# Blackout?



## HUNTER (Dec 22, 2005)

Will it help to reduce algae by not turning on the light for a day, just to slow it down?. I have been wiping off the glass daily for the last few weeks and hopefully find the solution soon, i'm giving the tank a break and myself.


----------



## trenac (Jul 16, 2004)

Blackouts are used for Cyno & green water, it will not work on other algaes. 

Give us your tank setup info, water parameters and type of algae you have and we can help you out with your algae problem. 

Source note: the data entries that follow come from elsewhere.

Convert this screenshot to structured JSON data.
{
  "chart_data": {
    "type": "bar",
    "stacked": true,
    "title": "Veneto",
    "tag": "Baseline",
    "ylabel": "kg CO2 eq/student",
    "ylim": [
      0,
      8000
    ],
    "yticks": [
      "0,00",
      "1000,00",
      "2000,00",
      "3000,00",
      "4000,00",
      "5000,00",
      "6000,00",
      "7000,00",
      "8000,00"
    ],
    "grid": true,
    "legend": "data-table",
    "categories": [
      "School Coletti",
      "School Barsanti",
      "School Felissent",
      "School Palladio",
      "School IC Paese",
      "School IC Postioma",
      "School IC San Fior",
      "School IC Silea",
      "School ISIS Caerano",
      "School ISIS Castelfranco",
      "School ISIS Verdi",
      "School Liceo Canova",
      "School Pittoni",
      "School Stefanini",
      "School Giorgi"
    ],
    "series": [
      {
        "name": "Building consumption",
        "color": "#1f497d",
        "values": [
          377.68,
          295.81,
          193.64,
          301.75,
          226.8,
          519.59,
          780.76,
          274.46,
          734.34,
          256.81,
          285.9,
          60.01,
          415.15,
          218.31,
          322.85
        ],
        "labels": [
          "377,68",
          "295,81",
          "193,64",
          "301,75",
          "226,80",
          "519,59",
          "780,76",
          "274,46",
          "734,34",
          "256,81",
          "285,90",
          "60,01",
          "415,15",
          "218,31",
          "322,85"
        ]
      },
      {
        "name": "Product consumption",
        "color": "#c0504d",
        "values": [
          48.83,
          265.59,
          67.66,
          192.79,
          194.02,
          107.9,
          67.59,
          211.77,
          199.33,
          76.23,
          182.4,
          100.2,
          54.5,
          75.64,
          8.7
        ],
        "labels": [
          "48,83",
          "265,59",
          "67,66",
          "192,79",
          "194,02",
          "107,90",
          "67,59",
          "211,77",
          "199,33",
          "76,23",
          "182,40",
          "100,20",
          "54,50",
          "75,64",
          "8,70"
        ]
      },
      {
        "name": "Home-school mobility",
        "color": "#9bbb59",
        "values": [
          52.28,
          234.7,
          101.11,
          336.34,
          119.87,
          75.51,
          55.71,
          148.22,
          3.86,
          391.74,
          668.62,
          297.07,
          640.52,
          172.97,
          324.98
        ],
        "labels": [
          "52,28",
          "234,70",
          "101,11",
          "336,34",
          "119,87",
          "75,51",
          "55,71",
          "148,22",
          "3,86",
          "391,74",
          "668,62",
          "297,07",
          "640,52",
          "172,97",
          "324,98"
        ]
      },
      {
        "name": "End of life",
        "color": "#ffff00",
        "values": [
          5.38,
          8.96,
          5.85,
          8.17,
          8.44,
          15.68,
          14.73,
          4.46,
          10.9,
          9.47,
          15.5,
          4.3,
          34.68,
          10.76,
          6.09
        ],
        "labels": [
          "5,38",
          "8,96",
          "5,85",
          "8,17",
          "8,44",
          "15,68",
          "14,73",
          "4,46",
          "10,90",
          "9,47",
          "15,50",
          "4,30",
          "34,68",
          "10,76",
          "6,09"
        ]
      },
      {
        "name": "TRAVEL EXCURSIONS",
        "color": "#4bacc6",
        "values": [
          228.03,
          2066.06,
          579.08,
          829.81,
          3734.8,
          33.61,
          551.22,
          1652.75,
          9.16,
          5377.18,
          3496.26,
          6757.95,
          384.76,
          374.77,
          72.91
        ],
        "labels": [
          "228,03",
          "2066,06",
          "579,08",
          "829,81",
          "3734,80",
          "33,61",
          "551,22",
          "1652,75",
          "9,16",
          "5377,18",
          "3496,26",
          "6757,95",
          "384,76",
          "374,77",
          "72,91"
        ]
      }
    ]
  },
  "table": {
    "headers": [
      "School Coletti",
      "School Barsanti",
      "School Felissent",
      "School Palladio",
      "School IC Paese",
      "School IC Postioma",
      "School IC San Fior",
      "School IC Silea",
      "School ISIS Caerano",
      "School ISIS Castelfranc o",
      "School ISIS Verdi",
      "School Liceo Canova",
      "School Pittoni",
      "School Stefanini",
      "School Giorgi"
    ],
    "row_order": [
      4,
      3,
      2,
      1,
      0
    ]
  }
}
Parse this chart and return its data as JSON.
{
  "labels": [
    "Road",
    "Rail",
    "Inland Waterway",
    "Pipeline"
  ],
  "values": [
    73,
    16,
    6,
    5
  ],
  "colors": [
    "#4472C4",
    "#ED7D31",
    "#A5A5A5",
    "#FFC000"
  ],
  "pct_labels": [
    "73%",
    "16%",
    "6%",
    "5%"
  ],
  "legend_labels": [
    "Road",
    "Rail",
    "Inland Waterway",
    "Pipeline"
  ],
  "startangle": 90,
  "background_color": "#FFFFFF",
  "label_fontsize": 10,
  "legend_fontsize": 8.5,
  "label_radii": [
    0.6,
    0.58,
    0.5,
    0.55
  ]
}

You can also check out our "AlgaeFinder" to ID the type you have and for solutions for getting rid of it.


----------



## HUNTER (Dec 22, 2005)

First, the tank is 2 months old and and for the first 6 weeks it was healthy and lots of plants, because the plants grew so fast i decided to replant. For the past two weeks i've been wiping that looks like a green dust algae on the glass and on the plants everynight, but it shows right away after the lights turned on for few hours and the plants don't seem to grow like they did. Anyway is here is the tank specs...

20g high
1x65 watt 6,700 pc, sometimes i turn on the other 1x65 pc but rarely.
Pressurized CO2 and daily addtional of flourish excel
Fluval 204 canister and small HOB penguin without bio-wheel for water movement.
KH 7,3
GH 9-10 
PH 6.8 and lately 6.6 to up the CO2 level
EI method
NO3 10-20 PPM
PO4 1-2 PPM
Everything seems to be in check, just the persistent algae.


----------



## trenac (Jul 16, 2004)

Sometimes when you replant that can cause algae issues, especially if you have disturbed a root tab. I have found that when green dust algae appeared in my tank that I was adding to much nitrates, once I reduced them it went away after a week or two.


----------



## HUNTER (Dec 22, 2005)

I'll try to lower the nitrate to just 10 ppm and see if that helps, i don't use root tabs though. I consider this my first lesson.


----------



## MatPat (Mar 22, 2004)

I'd not worry about your NO3 levels (unless they are very high) and concentrate more on getting your CO2 levels a bit higher. CO2 will do much more to the GSA than limiting NO3 and will not cause any plant damage due tolow NO3 levels from a faulty test kit. 

Also, refer back to the thread you started a couple of weeks agon on GSA. The advice given in that thread is good and will work on the GSA. It is a lot of work to do multiple water change and wipe the glass but it works.


----------



## HUNTER (Dec 22, 2005)

Thanks for the advice guys.


----------



## AaronT (Apr 26, 2004)

Another tool to fight GSA can be to increase you PO4 levels slightly. A higher level of about 2 ppm will help to reduce GSA and keep it from coming back.

And of course like Matt already pointed out none of the parameter methods work better than optimizing CO2.


----------